AAHomecare will be submitting official comments, but urged providers and other stakeholders to participate as well.

“It’s important to have first-hand experience and really relate to CMS what the impact will be on you, your company, your employees, your patients, and what you do in the community,” Bachenheimer said. “It’s also important to be respectful and professional in your comments. A lot of the proposals are so outrageous that you want to respond with outrage. But it’s important to explain why they are outrageous and to do that in a responsible and professional way.

“Focus on the issues that are most important to you and your business, on the product categories,” she added. “And it’s important to explain why, instead of just saying, ‘I oppose, we oppose.’ Provide that rationale; say why it will be so negatively impacting.”

AAHomecare has a resources section on its website devoted to competitive bidding and the proposed rule. Witter added that the organization is simultaneously working with Congress on how this next version of competitive bidding will operate.

“We have a lot of champions on the Hill,” he said. “We’ve already started to talk to them. So lobbying, grassroots advocacy will be extremely important. We’re partnering with VGM on a grassroots initiative; state leaders are doing August recess visits. So if you get emails from us or VGM or the state associations, please join their efforts to educate Congress on how bad this rule is.”

Witter added that past versions of competitive bidding “were really pushed by lower-level staff, and we were able to go to higher levels in the administration to pressure changes.”

This time, “Our intel is that it’s coming from very high in the administration, and it will take a huge effort to make significant changes to delay or stop this rule,” he said, noting that competitive bidding “guardrails” put in place during the first Trump administration were excluded from the current proposed rule.

“AAHomecare can provide the industry’s positions and data-driven comments,” Uehara noted. “But really what would help from suppliers is providing who you are, what kind of patients you provide for, and how that would impact you as a business and the patients you serve.
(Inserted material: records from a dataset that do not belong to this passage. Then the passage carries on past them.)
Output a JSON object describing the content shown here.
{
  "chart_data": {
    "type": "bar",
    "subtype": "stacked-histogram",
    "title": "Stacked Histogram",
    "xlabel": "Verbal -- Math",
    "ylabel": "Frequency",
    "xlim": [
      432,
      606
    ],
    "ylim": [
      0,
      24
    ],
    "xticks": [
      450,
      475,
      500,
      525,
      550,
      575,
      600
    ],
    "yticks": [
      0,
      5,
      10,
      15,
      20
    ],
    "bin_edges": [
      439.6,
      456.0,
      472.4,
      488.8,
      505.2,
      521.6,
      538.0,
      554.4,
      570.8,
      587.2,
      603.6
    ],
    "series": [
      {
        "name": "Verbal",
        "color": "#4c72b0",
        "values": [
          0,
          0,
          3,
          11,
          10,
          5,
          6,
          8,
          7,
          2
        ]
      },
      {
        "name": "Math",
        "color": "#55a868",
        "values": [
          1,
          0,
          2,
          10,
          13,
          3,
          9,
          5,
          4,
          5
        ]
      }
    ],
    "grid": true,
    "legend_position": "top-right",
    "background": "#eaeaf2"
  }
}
Just real, first-hand examples are what’s going to be helping AAHomecare’s comments.”

Time to Make It Personal

Ryan — who began the presentation by saying that competitive bidding shuttered his business years ago — exhorted attendees to get involved.

“At the end of the day, we can’t put our heads in the sand,” he said, adding that it’s unrealistic to hope that competitive bidding will be completely abolished. “If [CMS] wants to move forward with it, we have to do it collaboratively, and we have to do it with a thought process in mind. Not this process that is strictly looking to decrease the number of suppliers.
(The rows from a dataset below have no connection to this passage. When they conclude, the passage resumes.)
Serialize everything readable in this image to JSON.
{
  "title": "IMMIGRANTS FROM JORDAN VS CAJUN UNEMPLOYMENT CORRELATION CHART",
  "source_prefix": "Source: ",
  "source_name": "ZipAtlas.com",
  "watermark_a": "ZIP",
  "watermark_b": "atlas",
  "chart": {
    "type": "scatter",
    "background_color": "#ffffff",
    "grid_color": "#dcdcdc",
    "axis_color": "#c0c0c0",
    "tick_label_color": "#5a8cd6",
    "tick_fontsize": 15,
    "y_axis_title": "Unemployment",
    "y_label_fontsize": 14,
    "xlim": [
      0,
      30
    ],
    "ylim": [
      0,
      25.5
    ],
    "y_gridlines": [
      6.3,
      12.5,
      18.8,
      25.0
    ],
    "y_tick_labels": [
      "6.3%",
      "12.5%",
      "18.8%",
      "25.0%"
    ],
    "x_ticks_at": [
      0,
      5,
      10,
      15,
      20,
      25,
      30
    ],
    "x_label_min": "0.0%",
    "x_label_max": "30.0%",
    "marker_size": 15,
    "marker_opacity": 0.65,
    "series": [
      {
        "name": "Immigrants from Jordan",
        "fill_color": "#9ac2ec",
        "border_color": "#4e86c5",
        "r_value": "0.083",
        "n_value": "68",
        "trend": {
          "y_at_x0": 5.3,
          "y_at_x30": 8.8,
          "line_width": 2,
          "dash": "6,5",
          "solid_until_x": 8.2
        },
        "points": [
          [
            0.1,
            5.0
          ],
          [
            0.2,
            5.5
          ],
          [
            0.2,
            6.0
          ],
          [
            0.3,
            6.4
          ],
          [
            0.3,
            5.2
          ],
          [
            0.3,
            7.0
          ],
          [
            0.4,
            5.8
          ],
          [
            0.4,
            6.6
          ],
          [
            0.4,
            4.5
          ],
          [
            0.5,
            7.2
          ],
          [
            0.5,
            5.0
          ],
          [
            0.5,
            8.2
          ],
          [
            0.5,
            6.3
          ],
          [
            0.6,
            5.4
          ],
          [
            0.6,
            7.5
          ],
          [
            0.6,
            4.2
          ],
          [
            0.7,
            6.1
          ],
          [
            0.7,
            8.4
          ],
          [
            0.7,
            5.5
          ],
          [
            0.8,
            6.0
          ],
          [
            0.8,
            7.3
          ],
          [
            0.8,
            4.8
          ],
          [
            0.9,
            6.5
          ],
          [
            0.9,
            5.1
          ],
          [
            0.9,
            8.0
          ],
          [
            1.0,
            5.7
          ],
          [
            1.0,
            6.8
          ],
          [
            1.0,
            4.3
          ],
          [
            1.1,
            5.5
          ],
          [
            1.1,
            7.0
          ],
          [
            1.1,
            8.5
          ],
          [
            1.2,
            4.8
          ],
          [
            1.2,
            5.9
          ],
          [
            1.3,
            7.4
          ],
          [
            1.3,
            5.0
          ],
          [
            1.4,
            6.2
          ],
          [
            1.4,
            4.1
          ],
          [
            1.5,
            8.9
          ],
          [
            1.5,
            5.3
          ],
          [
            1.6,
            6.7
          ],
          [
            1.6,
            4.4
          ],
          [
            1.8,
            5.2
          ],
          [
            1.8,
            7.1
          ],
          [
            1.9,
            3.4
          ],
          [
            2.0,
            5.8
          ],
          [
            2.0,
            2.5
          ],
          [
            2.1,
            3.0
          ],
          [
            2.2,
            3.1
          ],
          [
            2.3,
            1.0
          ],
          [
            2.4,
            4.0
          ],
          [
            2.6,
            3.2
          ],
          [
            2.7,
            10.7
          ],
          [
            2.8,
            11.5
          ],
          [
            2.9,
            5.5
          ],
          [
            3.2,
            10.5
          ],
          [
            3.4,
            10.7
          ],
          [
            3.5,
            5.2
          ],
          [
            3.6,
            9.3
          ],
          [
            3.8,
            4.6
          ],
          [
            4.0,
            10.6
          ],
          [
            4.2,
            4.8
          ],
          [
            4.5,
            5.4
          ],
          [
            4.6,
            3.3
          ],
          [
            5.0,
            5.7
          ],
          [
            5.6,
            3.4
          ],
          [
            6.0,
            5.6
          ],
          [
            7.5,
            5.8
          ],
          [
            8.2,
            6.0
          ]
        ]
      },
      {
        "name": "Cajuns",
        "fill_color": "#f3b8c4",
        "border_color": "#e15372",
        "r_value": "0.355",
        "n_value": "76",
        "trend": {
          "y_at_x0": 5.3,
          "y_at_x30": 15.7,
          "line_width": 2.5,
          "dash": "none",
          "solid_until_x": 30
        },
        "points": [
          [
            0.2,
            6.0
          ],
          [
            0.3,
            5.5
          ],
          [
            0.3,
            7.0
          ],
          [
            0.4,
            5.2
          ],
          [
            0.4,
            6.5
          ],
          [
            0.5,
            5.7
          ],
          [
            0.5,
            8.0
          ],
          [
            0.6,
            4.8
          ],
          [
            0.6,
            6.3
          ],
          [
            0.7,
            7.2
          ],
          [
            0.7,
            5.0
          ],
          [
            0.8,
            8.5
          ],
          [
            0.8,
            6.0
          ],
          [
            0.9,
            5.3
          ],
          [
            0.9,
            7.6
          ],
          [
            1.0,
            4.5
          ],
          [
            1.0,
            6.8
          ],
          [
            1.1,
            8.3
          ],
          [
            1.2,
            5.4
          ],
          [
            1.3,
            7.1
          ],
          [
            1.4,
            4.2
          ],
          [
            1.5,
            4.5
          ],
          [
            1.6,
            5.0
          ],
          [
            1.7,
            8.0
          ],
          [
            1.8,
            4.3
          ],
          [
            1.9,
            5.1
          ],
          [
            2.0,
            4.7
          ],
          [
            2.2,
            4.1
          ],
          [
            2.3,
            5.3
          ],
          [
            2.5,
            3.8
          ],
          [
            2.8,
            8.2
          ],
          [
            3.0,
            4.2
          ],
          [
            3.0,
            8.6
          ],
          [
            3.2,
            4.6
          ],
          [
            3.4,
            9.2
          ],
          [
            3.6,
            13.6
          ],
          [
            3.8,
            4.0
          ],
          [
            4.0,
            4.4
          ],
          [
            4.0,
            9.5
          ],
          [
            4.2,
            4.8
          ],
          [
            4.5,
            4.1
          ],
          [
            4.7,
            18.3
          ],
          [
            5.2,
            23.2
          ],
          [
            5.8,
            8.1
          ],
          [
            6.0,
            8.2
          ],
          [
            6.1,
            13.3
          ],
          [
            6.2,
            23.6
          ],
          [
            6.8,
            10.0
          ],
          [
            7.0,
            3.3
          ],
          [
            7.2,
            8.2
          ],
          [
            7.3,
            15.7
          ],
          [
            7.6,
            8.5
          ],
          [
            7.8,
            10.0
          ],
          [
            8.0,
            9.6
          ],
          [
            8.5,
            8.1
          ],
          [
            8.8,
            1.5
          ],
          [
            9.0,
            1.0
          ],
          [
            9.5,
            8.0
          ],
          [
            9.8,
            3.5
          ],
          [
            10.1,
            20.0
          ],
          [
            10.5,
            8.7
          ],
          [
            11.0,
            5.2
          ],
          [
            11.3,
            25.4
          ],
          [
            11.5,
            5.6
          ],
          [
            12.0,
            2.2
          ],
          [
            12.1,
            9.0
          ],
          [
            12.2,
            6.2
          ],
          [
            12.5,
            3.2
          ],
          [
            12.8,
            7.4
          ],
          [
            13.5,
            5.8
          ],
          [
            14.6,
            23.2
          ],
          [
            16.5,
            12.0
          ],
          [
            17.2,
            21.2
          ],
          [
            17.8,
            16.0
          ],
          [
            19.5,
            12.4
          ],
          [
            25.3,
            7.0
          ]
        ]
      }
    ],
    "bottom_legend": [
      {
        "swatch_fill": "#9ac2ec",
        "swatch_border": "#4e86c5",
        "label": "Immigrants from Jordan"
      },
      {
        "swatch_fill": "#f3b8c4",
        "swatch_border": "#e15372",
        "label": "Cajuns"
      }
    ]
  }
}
“So we are going to continue to work the Hill. We are an association with good long-term reserves. We are not keeping our powder dry. We’re going to fight this with everything we’ve got.”
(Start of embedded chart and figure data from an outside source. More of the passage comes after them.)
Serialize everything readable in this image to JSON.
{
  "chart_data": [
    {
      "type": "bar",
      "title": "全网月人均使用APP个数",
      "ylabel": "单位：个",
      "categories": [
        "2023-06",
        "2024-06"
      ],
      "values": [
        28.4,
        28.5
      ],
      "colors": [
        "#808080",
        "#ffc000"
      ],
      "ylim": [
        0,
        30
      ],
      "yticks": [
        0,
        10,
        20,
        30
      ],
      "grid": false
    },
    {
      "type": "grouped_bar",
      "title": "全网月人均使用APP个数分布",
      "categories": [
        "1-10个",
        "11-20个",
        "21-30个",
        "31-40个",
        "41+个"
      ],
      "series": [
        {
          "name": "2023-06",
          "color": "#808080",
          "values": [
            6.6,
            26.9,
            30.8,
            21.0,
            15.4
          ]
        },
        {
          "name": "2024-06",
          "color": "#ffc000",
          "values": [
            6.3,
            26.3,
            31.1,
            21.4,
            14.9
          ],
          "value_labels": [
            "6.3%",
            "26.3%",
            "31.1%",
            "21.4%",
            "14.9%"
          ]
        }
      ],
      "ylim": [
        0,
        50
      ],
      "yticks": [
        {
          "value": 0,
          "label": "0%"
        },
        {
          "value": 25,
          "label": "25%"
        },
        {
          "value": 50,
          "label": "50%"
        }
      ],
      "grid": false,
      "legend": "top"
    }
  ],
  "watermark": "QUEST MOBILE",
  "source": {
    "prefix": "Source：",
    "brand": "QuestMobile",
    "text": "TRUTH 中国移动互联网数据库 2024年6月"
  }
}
But Ryan added that creating change will require an industry-wide effort. “You’ve got to mobilize,” he said. “You’ve got to help in the fight. [Competitive bidding in the proposed rule] can’t go forward.”

He noted that in previous bid rounds, “We saw nearly 20% of suppliers close their doors within a year, leading to service and access delays for essential equipment. But behind every statistic stands a real person, a real business that was lost by poor public policy. I know. I’m the human toll. I lost my business. I do not want to see it happen to you and others.

“I don’t want to see you lose your business or any patients not get the quality services and equipment they so deserve.”